Not true, a few years ago I knew of a family with three young children who live/lived in Spring Lake whose parents didn’t work in Davis but their kids attended DJUSD.
“District residency status may be granted to a student if at least one Parent/Guardian is physically employed within district boundaries for a minimum of 10 hours during the school week. The interdistrict transfer may be approved if there is space available in the requested grade level and/or choice program. Once a student establishes residency on this basis, he/she shall not be required to reapply for enrollment in subsequent years.”
And yet, you just pointed out that there is a direct connection between housing in Woodland and enrollment at DJUSD – in regard to both UCD and the school district itself.
And as far as those working at the school district, you (somehow) see no irony in parents being employed in an oversized district (which needs “fewer” employees in the first place), and bringing their own kids with them (rather than both staying in their OWN district).
“And yet, you just pointed out that there is a direct connection between housing in Woodland and enrollment at DJUSD – in regard to both UCD and the school district itself.”
I would need a more specific reference (i.e. a quote) in order to respond.
Not totally correct. I have a friend who bought a home in Spring Lake AKA North North Davis. She had kids in DJUSD before she moved and is allowed to keep them in DJUSD.
That is accurate. As I posted above, the rule allows that once you are enrolled in a district to stay in a district.
Ummm, not just the LA Times and the SF Chronicle if you get my drift.
Naw, David still supports Measure J.
Probably more accurate to say I support a modified Measure J at this point.
I don’t think David supports Measure J, the feeling l get is David has backed himself into a corner and doesn’t know how to exit gracefully. So now David has both feet straddling a 2×4 on the fence top playing it both ways.
“Probably more accurate to say I support a modified Measure J at this point.”
Better late than never but its a pity you weren’t there when it might have mattered.
You attack and denigrate anyone that disagrees with you. That’s a sure sign of tunnel vision and narrow mindedness. You would rather they be run by NIMBYs like yourself. Editorial boards by their very nature are opinionated. They are called opinion pieces.

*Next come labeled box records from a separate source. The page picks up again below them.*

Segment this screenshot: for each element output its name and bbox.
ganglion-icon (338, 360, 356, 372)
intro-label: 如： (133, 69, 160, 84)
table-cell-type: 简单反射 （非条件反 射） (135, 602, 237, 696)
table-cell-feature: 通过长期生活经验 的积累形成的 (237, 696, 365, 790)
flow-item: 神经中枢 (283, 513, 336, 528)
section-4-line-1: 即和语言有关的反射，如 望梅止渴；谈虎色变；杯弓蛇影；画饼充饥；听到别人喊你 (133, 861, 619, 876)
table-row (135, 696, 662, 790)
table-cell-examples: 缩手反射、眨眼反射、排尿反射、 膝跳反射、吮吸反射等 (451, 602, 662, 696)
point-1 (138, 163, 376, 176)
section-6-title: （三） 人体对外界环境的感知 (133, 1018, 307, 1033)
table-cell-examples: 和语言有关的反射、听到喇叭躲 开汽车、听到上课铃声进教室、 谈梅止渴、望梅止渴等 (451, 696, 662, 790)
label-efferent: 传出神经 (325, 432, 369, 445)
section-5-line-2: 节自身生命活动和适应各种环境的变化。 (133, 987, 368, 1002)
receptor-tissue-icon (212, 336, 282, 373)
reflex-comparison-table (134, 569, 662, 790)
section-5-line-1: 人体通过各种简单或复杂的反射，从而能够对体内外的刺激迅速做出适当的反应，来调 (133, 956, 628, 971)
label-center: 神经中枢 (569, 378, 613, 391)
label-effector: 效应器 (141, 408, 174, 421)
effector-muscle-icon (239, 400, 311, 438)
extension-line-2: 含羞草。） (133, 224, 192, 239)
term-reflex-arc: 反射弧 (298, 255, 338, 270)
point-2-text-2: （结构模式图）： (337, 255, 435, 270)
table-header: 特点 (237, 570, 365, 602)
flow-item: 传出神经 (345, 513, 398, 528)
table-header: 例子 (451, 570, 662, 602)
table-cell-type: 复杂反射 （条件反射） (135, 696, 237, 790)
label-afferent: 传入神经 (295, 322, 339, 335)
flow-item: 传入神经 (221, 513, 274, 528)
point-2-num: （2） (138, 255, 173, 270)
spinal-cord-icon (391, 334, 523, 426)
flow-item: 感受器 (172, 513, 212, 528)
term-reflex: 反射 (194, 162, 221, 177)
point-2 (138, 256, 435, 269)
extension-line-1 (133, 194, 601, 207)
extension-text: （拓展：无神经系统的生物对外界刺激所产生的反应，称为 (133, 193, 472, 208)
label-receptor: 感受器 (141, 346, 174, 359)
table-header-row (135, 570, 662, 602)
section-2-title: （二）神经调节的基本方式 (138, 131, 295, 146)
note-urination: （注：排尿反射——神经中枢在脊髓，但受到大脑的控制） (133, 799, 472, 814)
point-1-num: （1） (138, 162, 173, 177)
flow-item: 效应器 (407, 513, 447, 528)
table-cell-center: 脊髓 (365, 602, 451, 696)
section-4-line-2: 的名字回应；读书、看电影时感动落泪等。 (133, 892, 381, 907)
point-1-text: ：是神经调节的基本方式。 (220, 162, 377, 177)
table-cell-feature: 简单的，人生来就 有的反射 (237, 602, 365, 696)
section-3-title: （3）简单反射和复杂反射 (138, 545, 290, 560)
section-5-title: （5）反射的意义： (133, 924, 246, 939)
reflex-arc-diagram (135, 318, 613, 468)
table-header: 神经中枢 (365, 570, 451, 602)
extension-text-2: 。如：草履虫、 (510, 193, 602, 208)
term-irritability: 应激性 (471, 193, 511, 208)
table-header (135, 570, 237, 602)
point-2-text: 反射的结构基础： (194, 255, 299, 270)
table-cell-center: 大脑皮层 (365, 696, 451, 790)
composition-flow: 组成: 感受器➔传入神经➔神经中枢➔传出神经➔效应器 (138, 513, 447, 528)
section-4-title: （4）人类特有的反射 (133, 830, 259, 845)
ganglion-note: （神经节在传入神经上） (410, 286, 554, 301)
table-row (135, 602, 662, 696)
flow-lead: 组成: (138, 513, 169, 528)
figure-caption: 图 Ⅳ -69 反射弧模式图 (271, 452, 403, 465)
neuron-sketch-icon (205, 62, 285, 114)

You are describing a born again Jerry Falwell. Allergic to any idea other than his own.
Seems like neither one of you have ever read an article from 48 Hills, despite posting links to that publication multiple times.
Now, that’s a true progressive publication, not a developer publication. And definitely not run by YIMBYs (or NIMBYs, for that matter).
Ron crossed the line when he made a lame attempt to dox me.
You’ve come a long way (downward), since the days that you presented yourself as a fiscal/economic expert.
Then again, there’s another commenter on here who presents himself the same way, and engages in this same type of name-calling. You must be taking lessons from him.
Actually, the three of you (Walter, Richard, and Matt) don’t seem to have anything of substance to say these days – just name calling and personal attacks.
I don’t think you’re serving your own supposed goals very well, at this point.
What are those supposed goals Ron?
You’re giving him too much credit.
He simply doesn’t want to be known as the blogger who supports the elimination of Measure J, as it would put him on the same side as the 17% of voters who want to disenfranchise “everyone else”.
As far as the school system is concerned, no one is suggesting that out-of-district attendees be disenrolled. It’s just worth noting that even with all of the growth and development in places like Spring Lake (and The Cannery, for that matter), it’s still apparently not enough for the school district to avoid right-sizing.
And for that matter, who is to say that “new” housing won’t suffer the same fate as “existing” housing (e.g., declining enrollment, over time)?
This has to stop, and I’d be glad to point this out to anyone associated with the school district.
Maybe you all could focus on the issues and avoid personal attacks?